Pendant des années, le français a été enseigné dans les écoles roumaines en tant que première langue étrangère. Même si de nos jours l’anglais, l’allemand ou l’espagnol ont gagné du terrain, le français reste une langue étrangère très enseignée en Roumanie. La France a été un modèle culturel dans toute l’Europe et toute une génération de Roumains s’est également formée ici et a gardé un fort lien linguistique avec ce pays.
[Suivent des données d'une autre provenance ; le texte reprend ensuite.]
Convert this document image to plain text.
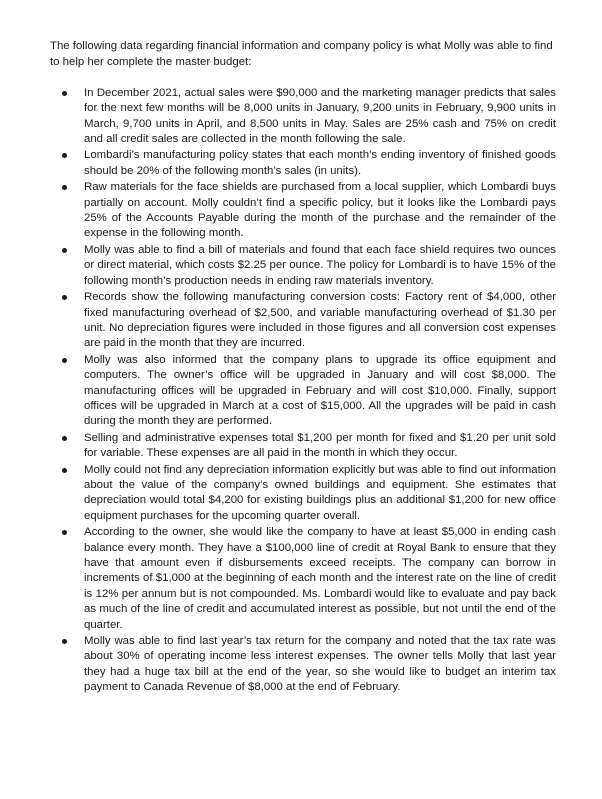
The following data regarding financial information and company policy is what Molly was able to find to help her complete the master budget:

In December 2021, actual sales were $90,000 and the marketing manager predicts that sales for the next few months will be 8,000 units in January, 9,200 units in February, 9,900 units in March, 9,700 units in April, and 8,500 units in May. Sales are 25% cash and 75% on credit and all credit sales are collected in the month following the sale.
Lombardi’s manufacturing policy states that each month’s ending inventory of finished goods should be 20% of the following month’s sales (in units).
Raw materials for the face shields are purchased from a local supplier, which Lombardi buys partially on account. Molly couldn’t find a specific policy, but it looks like the Lombardi pays 25% of the Accounts Payable during the month of the purchase and the remainder of the expense in the following month.
Molly was able to find a bill of materials and found that each face shield requires two ounces or direct material, which costs $2.25 per ounce. The policy for Lombardi is to have 15% of the following month’s production needs in ending raw materials inventory.
Records show the following manufacturing conversion costs: Factory rent of $4,000, other fixed manufacturing overhead of $2,500, and variable manufacturing overhead of $1.30 per unit. No depreciation figures were included in those figures and all conversion cost expenses are paid in the month that they are incurred.
Molly was also informed that the company plans to upgrade its office equipment and computers. The owner’s office will be upgraded in January and will cost $8,000. The manufacturing offices will be upgraded in February and will cost $10,000. Finally, support offices will be upgraded in March at a cost of $15,000. All the upgrades will be paid in cash during the month they are performed.
Selling and administrative expenses total $1,200 per month for fixed and $1.20 per unit sold for variable. These expenses are all paid in the month in which they occur.
Molly could not find any depreciation information explicitly but was able to find out information about the value of the company’s owned buildings and equipment. She estimates that depreciation would total $4,200 for existing buildings plus an additional $1,200 for new office equipment purchases for the upcoming quarter overall.
According to the owner, she would like the company to have at least $5,000 in ending cash balance every month. They have a $100,000 line of credit at Royal Bank to ensure that they have that amount even if disbursements exceed receipts. The company can borrow in increments of $1,000 at the beginning of each month and the interest rate on the line of credit is 12% per annum but is not compounded. Ms. Lombardi would like to evaluate and pay back as much of the line of credit and accumulated interest as possible, but not until the end of the quarter.
Molly was able to find last year’s tax return for the company and noted that the tax rate was about 30% of operating income less interest expenses. The owner tells Molly that last year they had a huge tax bill at the end of the year, so she would like to budget an interim tax payment to Canada Revenue of $8,000 at the end of February.
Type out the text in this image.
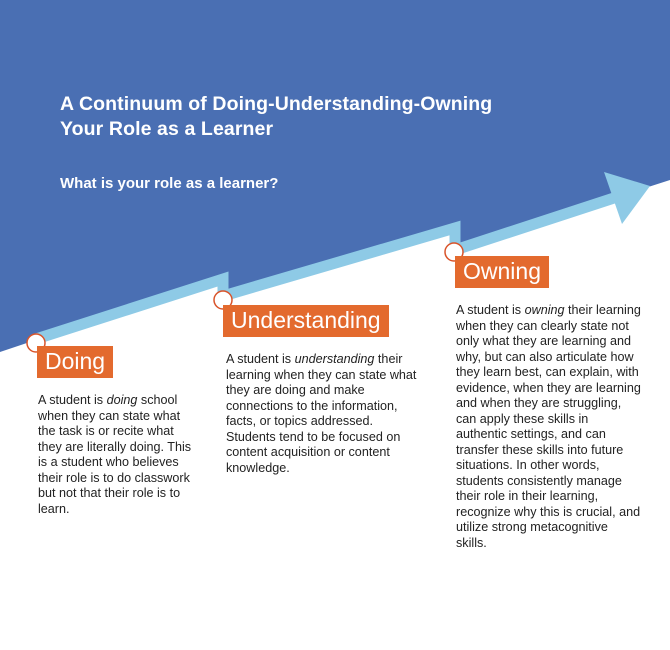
A Continuum of Doing-Understanding-Owning
Your Role as a Learner
What is your role as a learner?
Doing
A student is doing school when they can state what the task is or recite what they are literally doing. This is a student who believes their role is to do classwork but not that their role is to learn.
Understanding
A student is understanding their learning when they can state what they are doing and make connections to the information, facts, or topics addressed. Students tend to be focused on content acquisition or content knowledge.
Owning
A student is owning their learning when they can clearly state not only what they are learning and why, but can also articulate how they learn best, can explain, with evidence, when they are learning and when they are struggling, can apply these skills in authentic settings, and can transfer these skills into future situations. In other words, students consistently manage their role in their learning, recognize why this is crucial, and utilize strong metacognitive skills.
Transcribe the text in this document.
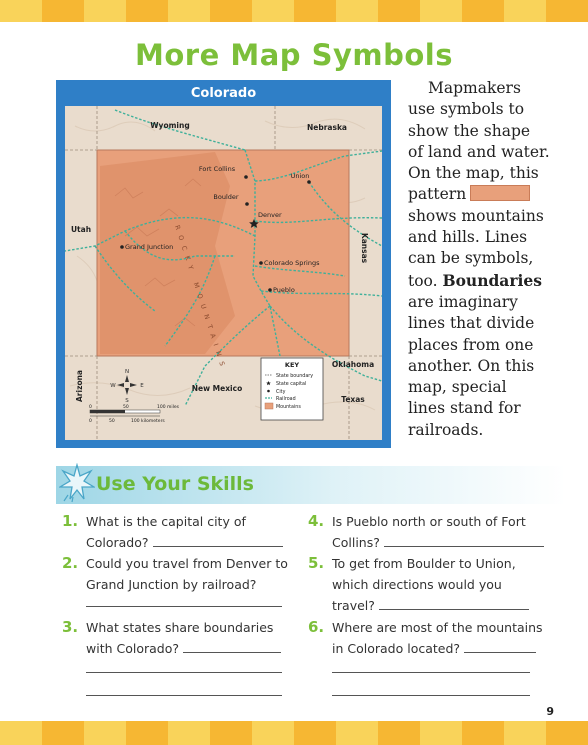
More Map Symbols
Colorado
Fort Collins
Union
Boulder
Denver
Grand Junction
Colorado Springs
Pueblo
Wyoming	Nebraska
Utah
Kansas
Arizona	New Mexico
Oklahoma
Texas
ROCKY MOUNTAINS
N
S
W	E
0	50	100 miles
0	50	100 kilometers
KEY
State boundary
State capital
City
Railroad
Mountains
Mapmakers
use symbols to
show the shape
of land and water.
On the map, this
pattern
shows mountains
and hills. Lines
can be symbols,
too. Boundaries
are imaginary
lines that divide
places from one
another. On this
map, special
lines stand for
railroads.
Use Your Skills
1. What is the capital city of
Colorado?
2. Could you travel from Denver to
Grand Junction by railroad?
3. What states share boundaries
with Colorado?
4. Is Pueblo north or south of Fort
Collins?
5. To get from Boulder to Union,
which directions would you
travel?
6. Where are most of the mountains
in Colorado located?
9
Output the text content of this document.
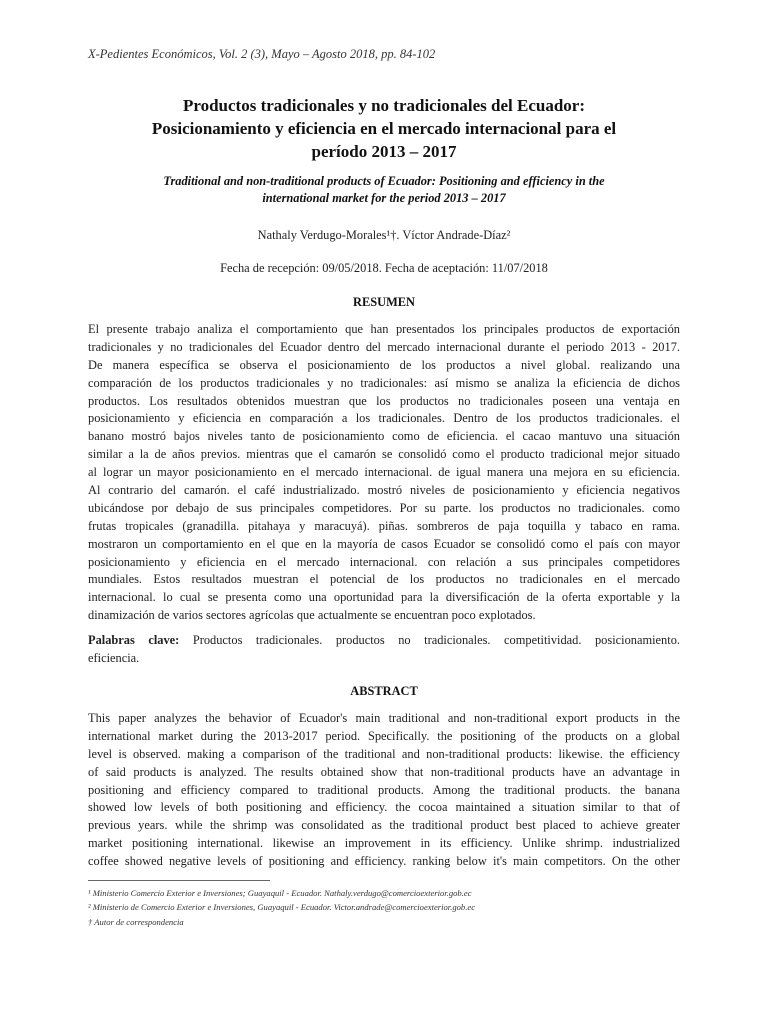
X-Pedientes Económicos, Vol. 2 (3), Mayo – Agosto 2018, pp. 84-102
Productos tradicionales y no tradicionales del Ecuador:
Posicionamiento y eficiencia en el mercado internacional para el
período 2013 – 2017
Traditional and non-traditional products of Ecuador: Positioning and efficiency in the
international market for the period 2013 – 2017
Nathaly Verdugo-Morales¹†. Víctor Andrade-Díaz²
Fecha de recepción: 09/05/2018. Fecha de aceptación: 11/07/2018
RESUMEN
El presente trabajo analiza el comportamiento que han presentados los principales productos de exportación
tradicionales y no tradicionales del Ecuador dentro del mercado internacional durante el periodo 2013 - 2017.
De manera específica se observa el posicionamiento de los productos a nivel global. realizando una
comparación de los productos tradicionales y no tradicionales: así mismo se analiza la eficiencia de dichos
productos. Los resultados obtenidos muestran que los productos no tradicionales poseen una ventaja en
posicionamiento y eficiencia en comparación a los tradicionales. Dentro de los productos tradicionales. el
banano mostró bajos niveles tanto de posicionamiento como de eficiencia. el cacao mantuvo una situación
similar a la de años previos. mientras que el camarón se consolidó como el producto tradicional mejor situado
al lograr un mayor posicionamiento en el mercado internacional. de igual manera una mejora en su eficiencia.
Al contrario del camarón. el café industrializado. mostró niveles de posicionamiento y eficiencia negativos
ubicándose por debajo de sus principales competidores. Por su parte. los productos no tradicionales. como
frutas tropicales (granadilla. pitahaya y maracuyá). piñas. sombreros de paja toquilla y tabaco en rama.
mostraron un comportamiento en el que en la mayoría de casos Ecuador se consolidó como el país con mayor
posicionamiento y eficiencia en el mercado internacional. con relación a sus principales competidores
mundiales. Estos resultados muestran el potencial de los productos no tradicionales en el mercado
internacional. lo cual se presenta como una oportunidad para la diversificación de la oferta exportable y la
dinamización de varios sectores agrícolas que actualmente se encuentran poco explotados.
Palabras clave: Productos tradicionales. productos no tradicionales. competitividad. posicionamiento.
eficiencia.
ABSTRACT
This paper analyzes the behavior of Ecuador's main traditional and non-traditional export products in the
international market during the 2013-2017 period. Specifically. the positioning of the products on a global
level is observed. making a comparison of the traditional and non-traditional products: likewise. the efficiency
of said products is analyzed. The results obtained show that non-traditional products have an advantage in
positioning and efficiency compared to traditional products. Among the traditional products. the banana
showed low levels of both positioning and efficiency. the cocoa maintained a situation similar to that of
previous years. while the shrimp was consolidated as the traditional product best placed to achieve greater
market positioning international. likewise an improvement in its efficiency. Unlike shrimp. industrialized
coffee showed negative levels of positioning and efficiency. ranking below it's main competitors. On the other
¹ Ministerio Comercio Exterior e Inversiones; Guayaquil - Ecuador. Nathaly.verdugo@comercioexterior.gob.ec
² Ministerio de Comercio Exterior e Inversiones, Guayaquil - Ecuador. Victor.andrade@comercioexterior.gob.ec
† Autor de correspondencia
Le poète romantique Mihai Eminescu est-il le meilleur des ambassadeurs de la langue roumaine ?
.
.
.
Eminescu est considéré comme notre poète national et on peut d’ailleurs voir sa statue à Paris, à côté du Collège de France, rue des Ecoles. Si on parle de la langue d’Eminescu comme on parle de la langue de Molière, nous avons d’autres auteurs roumains, moins traduits en France, qui méritent d’être lus ou étudiés. Je pense notamment à Ion Luca Caragiale, Liviu Rebreanu, Marin Preda, entre autres. Parfois, la barrière de la langue a empêché cette reconnaissance. Comme nous avons parlé de l’Ecole Transylvaine, je peux donner l’exemple du poème épique Țiganiada de Ion Budai-Deleanu, le premier chef-d’œuvre de la littérature roumaine, publié partiellement en 1875 et traduit en français en 2003. L’action se passe d’ailleurs à l’époque de Vlad Țepes, pour revenir également à cette figure historique que nous avons évoquée. Heureusement, de nos jours, de plus en plus d’auteurs roumains sont traduits en France. Je pense notamment à Mircea Cărtărescu, Gabriela Adameșteanu, Norman Manea, Dan Lungu, Horia Ursu, Florina Ilis, entre autres. L’année dernière, la Saison France-Roumanie a permis de mettre en avant la littérature roumaine contemporaine et le public français a pu découvrir quelques écrivains roumains venus ici, grâce au soutien de l’Institut Culturel Roumain de Paris. Mais pour finir, il faudrait aussi parler des auteurs roumains qui vivent à l’étranger et qui écrivent dans les deux langues. Je pourrais citer le dramaturge Matei Vișniec qui vit à Paris et qui est l’un des auteurs les plus joués au Festival Off d’Avignon. Ses pièces de théâtre ont beaucoup de succès en Roumanie et elles sont traduites et jouées dans plus de 20 pays dans le monde entier.